Prof. Reger-Tan: Diabetes-Notfälle gehören professionell versorgt. Menschen mit Diabetes bedürfen häufiger, auch aufgrund anderer Erkrankungen, einer stationären Versorgung als Menschen ohne Diabetes. Diabetes kommt daher im Krankenhaus viel häufiger vor als in der Bevölkerung. Mindestens jeder fünfte Patient im Krankenhaus ist von Diabetes betroffen. Die Nebendiagnose Diabetes wird oft nicht erkannt und/oder nicht adäquat therapiert. Im Krankenhaus ist Diabetes mit einem höheren Risiko für Komplikationen wie beispielsweise postoperative Wundinfektionen assoziiert. Patienten mit Diabetes bleiben durchschnittlich länger im Krankenhaus und haben ein höheres Risiko für einen ungünstigen Verlauf nach Entlassung. Auch hier kann eine Diabetesexpertise signifikant positiven Einfluss auf den stationären Verlauf nehmen. 

Die aktuellen Planungen zur Krankenhausreform sehen auch massive Eingriffe in die Versorgung von Menschen mit Diabetes vor. Wie ist Deine Einschätzung dazu? 

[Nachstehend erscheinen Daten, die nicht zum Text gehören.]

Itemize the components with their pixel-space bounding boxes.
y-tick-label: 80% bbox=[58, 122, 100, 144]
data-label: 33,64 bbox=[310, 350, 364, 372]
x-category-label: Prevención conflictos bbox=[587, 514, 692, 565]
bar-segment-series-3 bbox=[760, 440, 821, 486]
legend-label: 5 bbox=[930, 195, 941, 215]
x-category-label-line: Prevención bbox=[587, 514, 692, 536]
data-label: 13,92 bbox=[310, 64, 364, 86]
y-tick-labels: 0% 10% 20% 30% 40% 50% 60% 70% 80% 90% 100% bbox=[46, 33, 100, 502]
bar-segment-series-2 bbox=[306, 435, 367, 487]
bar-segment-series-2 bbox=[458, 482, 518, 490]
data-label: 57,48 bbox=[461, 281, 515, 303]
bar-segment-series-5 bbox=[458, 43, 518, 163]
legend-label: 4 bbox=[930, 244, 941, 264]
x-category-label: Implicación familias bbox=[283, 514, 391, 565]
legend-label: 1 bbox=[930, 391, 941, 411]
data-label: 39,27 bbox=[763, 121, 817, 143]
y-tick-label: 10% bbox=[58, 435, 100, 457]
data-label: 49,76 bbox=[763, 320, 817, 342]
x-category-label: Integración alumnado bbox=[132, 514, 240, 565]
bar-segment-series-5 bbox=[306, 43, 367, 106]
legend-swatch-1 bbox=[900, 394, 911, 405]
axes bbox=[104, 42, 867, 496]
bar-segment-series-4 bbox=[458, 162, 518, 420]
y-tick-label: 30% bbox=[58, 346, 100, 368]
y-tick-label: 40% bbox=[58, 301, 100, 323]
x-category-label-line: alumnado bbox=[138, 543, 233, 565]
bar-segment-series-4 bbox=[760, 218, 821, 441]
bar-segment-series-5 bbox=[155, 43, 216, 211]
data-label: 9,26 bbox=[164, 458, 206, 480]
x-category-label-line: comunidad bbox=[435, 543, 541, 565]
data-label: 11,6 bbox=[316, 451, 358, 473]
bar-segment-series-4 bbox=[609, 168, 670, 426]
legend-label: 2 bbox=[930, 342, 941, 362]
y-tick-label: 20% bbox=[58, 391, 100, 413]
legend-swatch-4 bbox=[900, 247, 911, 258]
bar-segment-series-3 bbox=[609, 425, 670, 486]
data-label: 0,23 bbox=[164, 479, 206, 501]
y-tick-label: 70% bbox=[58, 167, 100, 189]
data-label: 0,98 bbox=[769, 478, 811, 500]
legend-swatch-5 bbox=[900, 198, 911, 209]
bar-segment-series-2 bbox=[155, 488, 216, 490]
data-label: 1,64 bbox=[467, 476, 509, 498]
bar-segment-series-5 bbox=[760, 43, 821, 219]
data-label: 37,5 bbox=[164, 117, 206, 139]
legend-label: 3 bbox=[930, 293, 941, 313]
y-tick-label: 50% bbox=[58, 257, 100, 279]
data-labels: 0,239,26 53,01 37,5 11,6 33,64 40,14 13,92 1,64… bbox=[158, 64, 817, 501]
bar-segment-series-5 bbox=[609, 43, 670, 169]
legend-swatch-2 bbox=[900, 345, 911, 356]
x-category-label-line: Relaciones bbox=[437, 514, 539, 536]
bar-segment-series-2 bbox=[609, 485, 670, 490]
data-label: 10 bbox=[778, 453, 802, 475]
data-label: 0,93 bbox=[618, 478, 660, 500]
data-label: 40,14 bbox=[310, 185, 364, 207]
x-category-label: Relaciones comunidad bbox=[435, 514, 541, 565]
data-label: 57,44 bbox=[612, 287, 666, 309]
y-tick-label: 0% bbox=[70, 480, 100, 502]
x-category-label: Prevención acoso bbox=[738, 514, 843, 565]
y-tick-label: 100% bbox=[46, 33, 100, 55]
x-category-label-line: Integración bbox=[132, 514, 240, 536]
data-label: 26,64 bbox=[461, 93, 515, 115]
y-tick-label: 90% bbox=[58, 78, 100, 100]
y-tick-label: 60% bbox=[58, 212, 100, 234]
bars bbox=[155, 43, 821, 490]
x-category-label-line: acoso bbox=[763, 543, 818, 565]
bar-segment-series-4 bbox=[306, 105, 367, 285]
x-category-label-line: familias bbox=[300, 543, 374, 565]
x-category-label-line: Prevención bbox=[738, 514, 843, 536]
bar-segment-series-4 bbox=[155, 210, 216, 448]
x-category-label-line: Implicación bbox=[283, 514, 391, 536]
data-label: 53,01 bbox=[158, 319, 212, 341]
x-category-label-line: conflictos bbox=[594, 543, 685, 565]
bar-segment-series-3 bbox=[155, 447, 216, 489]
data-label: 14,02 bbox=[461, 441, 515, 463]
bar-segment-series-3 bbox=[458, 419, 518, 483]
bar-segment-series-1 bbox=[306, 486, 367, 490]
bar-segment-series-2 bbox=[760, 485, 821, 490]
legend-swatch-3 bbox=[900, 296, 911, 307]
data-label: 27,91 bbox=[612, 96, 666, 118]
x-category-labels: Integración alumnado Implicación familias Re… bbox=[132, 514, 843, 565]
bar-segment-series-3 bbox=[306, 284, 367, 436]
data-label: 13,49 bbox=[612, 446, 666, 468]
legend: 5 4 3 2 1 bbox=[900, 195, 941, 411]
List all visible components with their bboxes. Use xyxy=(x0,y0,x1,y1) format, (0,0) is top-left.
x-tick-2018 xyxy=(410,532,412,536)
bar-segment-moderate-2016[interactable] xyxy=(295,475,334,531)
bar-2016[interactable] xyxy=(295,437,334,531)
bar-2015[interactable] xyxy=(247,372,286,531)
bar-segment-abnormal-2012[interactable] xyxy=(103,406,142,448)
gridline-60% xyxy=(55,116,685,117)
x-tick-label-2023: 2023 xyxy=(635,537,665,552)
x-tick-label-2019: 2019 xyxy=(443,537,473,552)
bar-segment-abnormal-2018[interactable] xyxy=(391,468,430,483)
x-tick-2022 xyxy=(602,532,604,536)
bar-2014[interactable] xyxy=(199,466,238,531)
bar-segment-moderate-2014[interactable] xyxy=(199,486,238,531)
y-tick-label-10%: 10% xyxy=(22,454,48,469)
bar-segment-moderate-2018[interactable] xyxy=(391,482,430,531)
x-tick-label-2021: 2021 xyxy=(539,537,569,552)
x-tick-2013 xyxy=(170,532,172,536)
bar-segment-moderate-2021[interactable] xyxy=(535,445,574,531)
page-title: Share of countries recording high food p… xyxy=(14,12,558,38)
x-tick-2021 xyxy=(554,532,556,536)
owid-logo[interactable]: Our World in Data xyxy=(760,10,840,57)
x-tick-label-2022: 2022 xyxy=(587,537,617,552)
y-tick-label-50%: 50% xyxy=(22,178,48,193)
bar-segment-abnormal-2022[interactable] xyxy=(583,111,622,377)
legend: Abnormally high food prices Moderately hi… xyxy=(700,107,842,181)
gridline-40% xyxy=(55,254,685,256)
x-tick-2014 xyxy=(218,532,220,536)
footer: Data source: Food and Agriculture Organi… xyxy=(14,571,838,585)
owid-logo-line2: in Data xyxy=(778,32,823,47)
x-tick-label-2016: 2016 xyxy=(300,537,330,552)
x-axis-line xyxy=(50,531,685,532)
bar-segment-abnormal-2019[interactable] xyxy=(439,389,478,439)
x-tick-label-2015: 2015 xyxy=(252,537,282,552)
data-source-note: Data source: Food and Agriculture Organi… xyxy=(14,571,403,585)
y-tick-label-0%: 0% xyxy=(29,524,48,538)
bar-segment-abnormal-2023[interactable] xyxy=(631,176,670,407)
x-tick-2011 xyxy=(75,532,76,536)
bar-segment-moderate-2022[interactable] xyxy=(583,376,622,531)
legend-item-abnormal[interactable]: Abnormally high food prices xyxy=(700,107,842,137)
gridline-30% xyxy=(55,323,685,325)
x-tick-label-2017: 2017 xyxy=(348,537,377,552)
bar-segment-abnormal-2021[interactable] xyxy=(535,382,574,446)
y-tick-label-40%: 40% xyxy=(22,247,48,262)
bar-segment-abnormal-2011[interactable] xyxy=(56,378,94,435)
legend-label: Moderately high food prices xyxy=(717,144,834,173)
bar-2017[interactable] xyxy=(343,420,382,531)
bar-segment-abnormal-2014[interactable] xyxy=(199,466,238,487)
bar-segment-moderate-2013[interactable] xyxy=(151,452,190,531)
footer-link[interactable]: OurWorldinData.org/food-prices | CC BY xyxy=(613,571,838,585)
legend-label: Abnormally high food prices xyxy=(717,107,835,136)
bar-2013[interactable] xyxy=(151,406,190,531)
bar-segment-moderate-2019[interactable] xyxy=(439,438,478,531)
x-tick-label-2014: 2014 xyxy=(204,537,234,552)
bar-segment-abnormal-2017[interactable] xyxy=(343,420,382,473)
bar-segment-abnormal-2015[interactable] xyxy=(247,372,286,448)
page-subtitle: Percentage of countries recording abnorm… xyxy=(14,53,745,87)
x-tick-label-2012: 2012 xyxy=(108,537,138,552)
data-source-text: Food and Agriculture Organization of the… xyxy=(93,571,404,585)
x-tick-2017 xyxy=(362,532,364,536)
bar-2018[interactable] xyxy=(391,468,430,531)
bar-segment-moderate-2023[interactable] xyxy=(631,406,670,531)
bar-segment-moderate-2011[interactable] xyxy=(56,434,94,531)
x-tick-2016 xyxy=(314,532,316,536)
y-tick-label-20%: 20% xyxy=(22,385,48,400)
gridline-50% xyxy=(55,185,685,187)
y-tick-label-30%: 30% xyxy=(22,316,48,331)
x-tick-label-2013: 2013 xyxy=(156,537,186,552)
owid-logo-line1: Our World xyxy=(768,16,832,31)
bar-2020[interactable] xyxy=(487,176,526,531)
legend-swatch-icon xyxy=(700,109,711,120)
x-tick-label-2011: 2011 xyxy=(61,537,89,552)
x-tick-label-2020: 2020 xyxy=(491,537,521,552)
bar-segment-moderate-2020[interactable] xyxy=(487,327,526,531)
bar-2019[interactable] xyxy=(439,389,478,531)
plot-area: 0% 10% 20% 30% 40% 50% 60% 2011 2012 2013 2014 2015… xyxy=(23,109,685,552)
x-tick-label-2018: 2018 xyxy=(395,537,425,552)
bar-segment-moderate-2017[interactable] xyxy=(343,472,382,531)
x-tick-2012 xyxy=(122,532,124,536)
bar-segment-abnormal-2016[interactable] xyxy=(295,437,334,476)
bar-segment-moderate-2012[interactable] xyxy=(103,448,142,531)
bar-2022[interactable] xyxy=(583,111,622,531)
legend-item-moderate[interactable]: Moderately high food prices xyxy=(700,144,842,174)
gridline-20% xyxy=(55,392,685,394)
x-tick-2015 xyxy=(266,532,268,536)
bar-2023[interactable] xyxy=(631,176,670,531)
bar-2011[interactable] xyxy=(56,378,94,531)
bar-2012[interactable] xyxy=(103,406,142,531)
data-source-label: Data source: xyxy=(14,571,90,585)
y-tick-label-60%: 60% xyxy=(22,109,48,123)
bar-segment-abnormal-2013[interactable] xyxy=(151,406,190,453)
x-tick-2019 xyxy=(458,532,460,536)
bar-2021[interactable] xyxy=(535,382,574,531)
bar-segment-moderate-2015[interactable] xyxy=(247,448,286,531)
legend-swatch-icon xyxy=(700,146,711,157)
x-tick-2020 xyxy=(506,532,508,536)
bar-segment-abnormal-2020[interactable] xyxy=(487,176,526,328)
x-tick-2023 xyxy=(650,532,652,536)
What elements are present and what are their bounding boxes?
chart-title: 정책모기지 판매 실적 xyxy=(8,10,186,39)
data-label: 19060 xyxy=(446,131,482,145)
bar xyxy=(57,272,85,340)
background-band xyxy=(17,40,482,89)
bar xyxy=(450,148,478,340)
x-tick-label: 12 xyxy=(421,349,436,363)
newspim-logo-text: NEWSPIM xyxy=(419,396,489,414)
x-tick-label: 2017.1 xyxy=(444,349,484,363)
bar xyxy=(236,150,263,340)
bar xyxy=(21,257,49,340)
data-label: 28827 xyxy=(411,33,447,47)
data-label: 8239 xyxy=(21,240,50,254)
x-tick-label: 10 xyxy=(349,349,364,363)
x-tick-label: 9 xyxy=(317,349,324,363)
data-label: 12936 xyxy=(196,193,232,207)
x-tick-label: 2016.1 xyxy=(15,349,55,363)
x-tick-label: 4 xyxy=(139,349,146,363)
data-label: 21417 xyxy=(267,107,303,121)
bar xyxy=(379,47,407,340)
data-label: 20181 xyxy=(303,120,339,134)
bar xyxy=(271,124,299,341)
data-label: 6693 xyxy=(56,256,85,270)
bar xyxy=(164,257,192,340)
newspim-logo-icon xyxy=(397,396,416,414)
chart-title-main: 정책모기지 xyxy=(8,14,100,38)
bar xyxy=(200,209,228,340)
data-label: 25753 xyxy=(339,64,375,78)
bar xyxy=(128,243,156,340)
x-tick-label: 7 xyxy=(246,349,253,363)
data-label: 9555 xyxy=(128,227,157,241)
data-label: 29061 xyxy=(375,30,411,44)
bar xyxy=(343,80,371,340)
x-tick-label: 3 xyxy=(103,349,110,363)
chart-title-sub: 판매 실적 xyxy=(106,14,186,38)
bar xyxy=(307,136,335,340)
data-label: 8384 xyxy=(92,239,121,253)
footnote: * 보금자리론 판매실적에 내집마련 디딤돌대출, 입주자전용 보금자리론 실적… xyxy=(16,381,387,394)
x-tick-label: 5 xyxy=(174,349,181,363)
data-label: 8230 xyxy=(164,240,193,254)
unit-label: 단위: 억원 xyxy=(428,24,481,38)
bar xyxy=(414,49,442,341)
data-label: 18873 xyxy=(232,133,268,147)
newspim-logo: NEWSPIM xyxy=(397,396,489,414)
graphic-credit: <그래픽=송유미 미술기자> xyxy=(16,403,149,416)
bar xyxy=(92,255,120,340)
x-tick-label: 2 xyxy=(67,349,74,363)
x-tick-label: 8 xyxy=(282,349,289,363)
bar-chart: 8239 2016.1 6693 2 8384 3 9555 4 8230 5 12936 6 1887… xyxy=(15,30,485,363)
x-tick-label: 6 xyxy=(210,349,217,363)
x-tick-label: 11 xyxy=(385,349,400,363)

Prof. Reger-Tan: Die aktuell geplante Krankenhausreform adressiert wichtige Punkte zur Sicherstellung der zukünftigen stationären Versorgung in Deutschland. Ihre wesentlichen Ziele unterstützen wir – glaube ich – alle vollumfänglich. Nach aktuellem Stand ermöglicht uns die Reform jedoch nicht, Menschen mit Diabetes wirtschaftlich zu versorgen. 

Diabetesversierte Gesundheitsberufe wie Diabetes- und Ernährungsberater und Psychologen spielen in unseren interdisziplinären Diabetesteams eine elementare Rolle, werden dennoch in dem Vorhaltebudget nicht berücksichtigt. Man würde sich sicher wünschen, dass diese Berufsgruppen als qualitativ wertvoll anerkannt werden. Man würde sich zudem eine Ausdifferenzierung der vorgesehenen „Koordinierungs- und Vernetzungsaufgaben“ in Netzwerken, aber auch innerhalb eines Krankenhauses inkl. Finanzierung dieser Aufgabe wünschen. 

Und zu guter Letzt: Die Qualitätskriterien bieten die Chance, eine qualitativ hochwertige diabetologische Spezialversorgung an Zentren sicherzustellen. Diabetes-Fachkliniken bieten solch eine wertvolle Spezialversorgung an, sie finden sich jedoch in der geplanten Leistungsgruppe nicht adäquat abgebildet. Wir brauchen für diese Fachkliniken eine Perspektive. Andernfalls droht eine Unterversorgung von Menschen mit diabetischem Fußsyndrom und in weiterer Konsequenz der Anstieg von Amputationsraten. Das gilt es unbedingt zu vermeiden. 

Liebe Susanne, vielen Dank für das Interview und einen guten Start für Deine neue Aufgabe im HDZ NRW!